レザークラフト関係は、歩鳥堂に移行しました。

個別の記事は残してありますが、今後レザクラ・革もの関係の更新はこちらのサイトで行います。

http://hotoridou.pe.hu/gallery/

よろしくお願いします。

「吉野の製材所」


聖山(ヒジリヤマ)
銀座で吉野の製材所(聖山)がなんかやるみたい
場所:ArtSpaceRONDO 銀座1丁目9-8 奥野ビル5階501
期間:3/29(金)〜4/7(日)

雨の日に行くんでも良かったかもしれない。
木の匂いというものは千変万化で、古い木箱も古材のベンチも、かつお節に似た真新しい削りかすの、乾いたものと昨日の雨で湿ったものとでも、それぞれに匂いは違う。
そういうものが置かれていた。
雨の日に行ったら、またもっと強くて険のある匂いがしただろう。

木はまたどれ一つ同じ顔はしていないので、そう広くもないスペースにどんどん詰まれたそれらの品々は種類は多くはないのだけれども、どこからどう眺め透かしても飽きるということがないのは面白い。
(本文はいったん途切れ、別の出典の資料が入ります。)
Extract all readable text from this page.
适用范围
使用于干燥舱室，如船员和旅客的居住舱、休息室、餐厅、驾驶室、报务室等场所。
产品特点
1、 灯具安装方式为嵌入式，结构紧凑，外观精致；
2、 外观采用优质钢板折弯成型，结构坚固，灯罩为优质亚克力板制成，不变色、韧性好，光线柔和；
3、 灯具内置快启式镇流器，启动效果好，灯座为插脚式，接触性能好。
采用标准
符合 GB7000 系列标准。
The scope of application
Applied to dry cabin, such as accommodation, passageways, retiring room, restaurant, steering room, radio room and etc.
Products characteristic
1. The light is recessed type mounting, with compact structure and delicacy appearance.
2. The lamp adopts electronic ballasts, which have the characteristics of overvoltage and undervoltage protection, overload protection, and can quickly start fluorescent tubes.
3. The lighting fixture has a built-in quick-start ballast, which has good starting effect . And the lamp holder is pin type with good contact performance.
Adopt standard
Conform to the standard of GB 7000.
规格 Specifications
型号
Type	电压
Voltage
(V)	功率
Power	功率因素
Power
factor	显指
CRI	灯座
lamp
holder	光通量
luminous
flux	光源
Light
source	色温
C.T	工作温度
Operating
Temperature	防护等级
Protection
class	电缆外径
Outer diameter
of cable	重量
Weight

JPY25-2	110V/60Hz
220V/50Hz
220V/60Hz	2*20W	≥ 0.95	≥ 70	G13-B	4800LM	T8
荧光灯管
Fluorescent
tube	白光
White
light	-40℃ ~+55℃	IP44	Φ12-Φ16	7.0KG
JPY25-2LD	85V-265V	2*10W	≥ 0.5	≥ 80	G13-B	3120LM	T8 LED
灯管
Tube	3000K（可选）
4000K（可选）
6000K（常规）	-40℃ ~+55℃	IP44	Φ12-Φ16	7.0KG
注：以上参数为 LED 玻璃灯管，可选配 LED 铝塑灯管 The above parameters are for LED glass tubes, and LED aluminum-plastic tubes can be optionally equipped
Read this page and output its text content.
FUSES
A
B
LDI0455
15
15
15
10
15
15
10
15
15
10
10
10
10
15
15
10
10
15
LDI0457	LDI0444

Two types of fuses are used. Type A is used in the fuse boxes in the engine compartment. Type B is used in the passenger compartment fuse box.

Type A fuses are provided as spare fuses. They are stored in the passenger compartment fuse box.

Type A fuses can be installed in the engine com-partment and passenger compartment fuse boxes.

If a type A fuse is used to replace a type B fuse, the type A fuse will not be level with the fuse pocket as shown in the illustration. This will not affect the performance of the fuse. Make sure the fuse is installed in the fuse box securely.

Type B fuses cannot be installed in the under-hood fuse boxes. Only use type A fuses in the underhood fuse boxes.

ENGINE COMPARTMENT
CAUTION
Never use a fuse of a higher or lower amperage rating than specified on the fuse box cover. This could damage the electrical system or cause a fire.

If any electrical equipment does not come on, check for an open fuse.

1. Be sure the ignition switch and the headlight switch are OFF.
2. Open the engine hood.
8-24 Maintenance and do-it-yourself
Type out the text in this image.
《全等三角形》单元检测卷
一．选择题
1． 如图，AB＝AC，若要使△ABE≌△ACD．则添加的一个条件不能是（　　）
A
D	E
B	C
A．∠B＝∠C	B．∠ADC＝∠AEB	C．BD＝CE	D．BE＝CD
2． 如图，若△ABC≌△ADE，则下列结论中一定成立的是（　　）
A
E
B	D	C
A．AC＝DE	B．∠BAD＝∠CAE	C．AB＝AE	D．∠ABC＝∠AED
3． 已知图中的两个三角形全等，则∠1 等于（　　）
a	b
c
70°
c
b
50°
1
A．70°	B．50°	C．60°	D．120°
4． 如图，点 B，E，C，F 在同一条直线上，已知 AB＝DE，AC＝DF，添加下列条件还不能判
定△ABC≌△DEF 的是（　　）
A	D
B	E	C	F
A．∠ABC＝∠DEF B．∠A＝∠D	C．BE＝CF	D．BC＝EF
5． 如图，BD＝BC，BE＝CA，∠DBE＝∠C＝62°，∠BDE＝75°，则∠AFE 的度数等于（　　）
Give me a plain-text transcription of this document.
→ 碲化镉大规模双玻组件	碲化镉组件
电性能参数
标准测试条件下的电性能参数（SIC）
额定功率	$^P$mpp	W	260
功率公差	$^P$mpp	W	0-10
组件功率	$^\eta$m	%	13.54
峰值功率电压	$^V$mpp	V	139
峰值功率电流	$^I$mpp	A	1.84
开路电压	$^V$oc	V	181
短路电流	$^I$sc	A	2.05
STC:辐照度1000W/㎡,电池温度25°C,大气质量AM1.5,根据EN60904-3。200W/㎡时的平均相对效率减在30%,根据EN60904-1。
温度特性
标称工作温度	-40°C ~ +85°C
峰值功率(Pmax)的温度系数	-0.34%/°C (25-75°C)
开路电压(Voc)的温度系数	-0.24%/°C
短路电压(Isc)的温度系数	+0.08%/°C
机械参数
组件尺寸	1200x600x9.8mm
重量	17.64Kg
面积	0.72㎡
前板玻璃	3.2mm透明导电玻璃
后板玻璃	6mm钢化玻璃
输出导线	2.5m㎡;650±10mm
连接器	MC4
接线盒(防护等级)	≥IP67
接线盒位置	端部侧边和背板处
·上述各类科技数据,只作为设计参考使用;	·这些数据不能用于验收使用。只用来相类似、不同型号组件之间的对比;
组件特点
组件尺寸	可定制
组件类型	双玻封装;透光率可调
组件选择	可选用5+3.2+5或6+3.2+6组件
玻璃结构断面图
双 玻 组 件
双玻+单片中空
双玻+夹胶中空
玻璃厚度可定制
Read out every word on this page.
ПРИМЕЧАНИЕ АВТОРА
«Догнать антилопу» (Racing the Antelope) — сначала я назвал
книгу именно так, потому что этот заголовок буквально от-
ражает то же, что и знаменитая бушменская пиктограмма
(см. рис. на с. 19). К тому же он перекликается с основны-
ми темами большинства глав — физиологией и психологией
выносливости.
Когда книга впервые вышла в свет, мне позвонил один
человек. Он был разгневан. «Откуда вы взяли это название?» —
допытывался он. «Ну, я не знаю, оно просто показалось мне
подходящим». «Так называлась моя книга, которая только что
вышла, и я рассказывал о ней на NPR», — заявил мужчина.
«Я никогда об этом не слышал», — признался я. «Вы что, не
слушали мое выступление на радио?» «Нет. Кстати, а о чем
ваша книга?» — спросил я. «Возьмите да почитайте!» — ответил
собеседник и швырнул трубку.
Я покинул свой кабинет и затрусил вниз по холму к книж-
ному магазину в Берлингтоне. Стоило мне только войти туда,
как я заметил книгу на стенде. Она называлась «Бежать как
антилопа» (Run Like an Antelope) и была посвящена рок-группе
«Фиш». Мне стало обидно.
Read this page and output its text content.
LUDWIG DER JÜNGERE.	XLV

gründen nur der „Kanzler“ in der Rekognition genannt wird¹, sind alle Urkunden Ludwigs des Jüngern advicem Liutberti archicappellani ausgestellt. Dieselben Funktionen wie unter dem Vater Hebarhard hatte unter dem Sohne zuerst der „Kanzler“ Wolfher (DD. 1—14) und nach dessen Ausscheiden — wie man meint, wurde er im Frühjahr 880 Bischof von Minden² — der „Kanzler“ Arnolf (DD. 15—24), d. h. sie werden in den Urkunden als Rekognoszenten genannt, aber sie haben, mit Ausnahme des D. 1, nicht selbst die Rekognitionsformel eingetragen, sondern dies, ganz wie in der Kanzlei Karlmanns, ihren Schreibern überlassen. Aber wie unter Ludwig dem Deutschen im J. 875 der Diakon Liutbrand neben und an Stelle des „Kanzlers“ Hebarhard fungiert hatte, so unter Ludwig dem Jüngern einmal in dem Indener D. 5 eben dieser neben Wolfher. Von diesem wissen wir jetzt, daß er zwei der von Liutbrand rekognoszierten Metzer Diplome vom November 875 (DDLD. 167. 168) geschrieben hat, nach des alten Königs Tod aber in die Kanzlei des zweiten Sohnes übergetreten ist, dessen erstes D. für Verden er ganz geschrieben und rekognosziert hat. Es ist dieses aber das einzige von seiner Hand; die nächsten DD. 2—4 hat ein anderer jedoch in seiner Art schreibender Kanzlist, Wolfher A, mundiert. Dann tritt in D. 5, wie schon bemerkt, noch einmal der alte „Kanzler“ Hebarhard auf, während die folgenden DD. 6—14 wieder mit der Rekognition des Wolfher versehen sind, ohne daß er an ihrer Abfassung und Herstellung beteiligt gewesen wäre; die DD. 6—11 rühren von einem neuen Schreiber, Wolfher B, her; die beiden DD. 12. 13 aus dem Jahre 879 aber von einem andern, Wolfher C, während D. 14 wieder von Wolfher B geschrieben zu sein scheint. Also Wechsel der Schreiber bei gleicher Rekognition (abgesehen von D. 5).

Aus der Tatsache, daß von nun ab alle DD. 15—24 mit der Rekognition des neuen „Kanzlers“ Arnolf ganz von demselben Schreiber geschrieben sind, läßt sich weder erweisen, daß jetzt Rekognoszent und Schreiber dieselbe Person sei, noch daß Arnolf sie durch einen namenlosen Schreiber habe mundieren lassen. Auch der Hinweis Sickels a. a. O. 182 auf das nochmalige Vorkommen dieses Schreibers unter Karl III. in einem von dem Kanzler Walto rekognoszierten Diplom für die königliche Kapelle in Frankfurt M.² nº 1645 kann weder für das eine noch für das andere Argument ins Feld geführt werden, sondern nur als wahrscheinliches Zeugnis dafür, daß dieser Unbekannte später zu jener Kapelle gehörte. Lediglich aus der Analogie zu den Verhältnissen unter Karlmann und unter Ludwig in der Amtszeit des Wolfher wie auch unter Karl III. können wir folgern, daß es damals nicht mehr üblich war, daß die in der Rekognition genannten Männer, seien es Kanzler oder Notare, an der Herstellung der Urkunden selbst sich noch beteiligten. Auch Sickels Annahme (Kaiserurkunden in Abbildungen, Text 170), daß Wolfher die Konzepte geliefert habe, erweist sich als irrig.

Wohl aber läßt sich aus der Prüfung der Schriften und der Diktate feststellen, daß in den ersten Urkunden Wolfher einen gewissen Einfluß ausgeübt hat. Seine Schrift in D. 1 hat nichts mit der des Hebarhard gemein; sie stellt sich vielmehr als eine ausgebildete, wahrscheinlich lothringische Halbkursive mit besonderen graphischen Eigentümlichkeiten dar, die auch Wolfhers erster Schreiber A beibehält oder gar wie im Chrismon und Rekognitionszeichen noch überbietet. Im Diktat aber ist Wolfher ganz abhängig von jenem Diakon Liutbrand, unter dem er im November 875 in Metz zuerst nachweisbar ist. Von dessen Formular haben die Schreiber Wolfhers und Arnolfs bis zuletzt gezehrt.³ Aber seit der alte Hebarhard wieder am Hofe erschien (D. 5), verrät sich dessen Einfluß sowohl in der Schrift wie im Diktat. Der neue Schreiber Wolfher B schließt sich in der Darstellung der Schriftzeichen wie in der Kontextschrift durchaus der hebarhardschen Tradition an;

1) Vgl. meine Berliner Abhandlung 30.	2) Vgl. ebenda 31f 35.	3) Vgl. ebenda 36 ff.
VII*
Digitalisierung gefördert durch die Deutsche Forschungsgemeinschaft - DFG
あるいはまた紙袋に詰められた削りかすにずぶずぶと手を突っ込み、指くらいの小さな箱を摘み上げてはちょいちょいと並べ替えて、ベンチに座ったり机を撫でたり、手で触っても堪能させてくれる。
詩作の作家さんが在廊で、書をやるというので、紙も木も湿度がね、という話などしてくれたのが記憶に残る。
隅に詰まれた箱を指させば来歴を話してくれる。ちゃんとした箱、ちゃんとした木、ちゃんとした技術なのである。そういうのは聞くにも見るにも嬉しいものだ。

話を聞きながらいつまでも削りかすをずぶずぶやっていたら、袋にどっさり詰めておみやげにくれた。
小さな木筒も。珈琲染めの紙も。
吉野を連れて帰ることが出来るのだ。なんという贅沢だろう。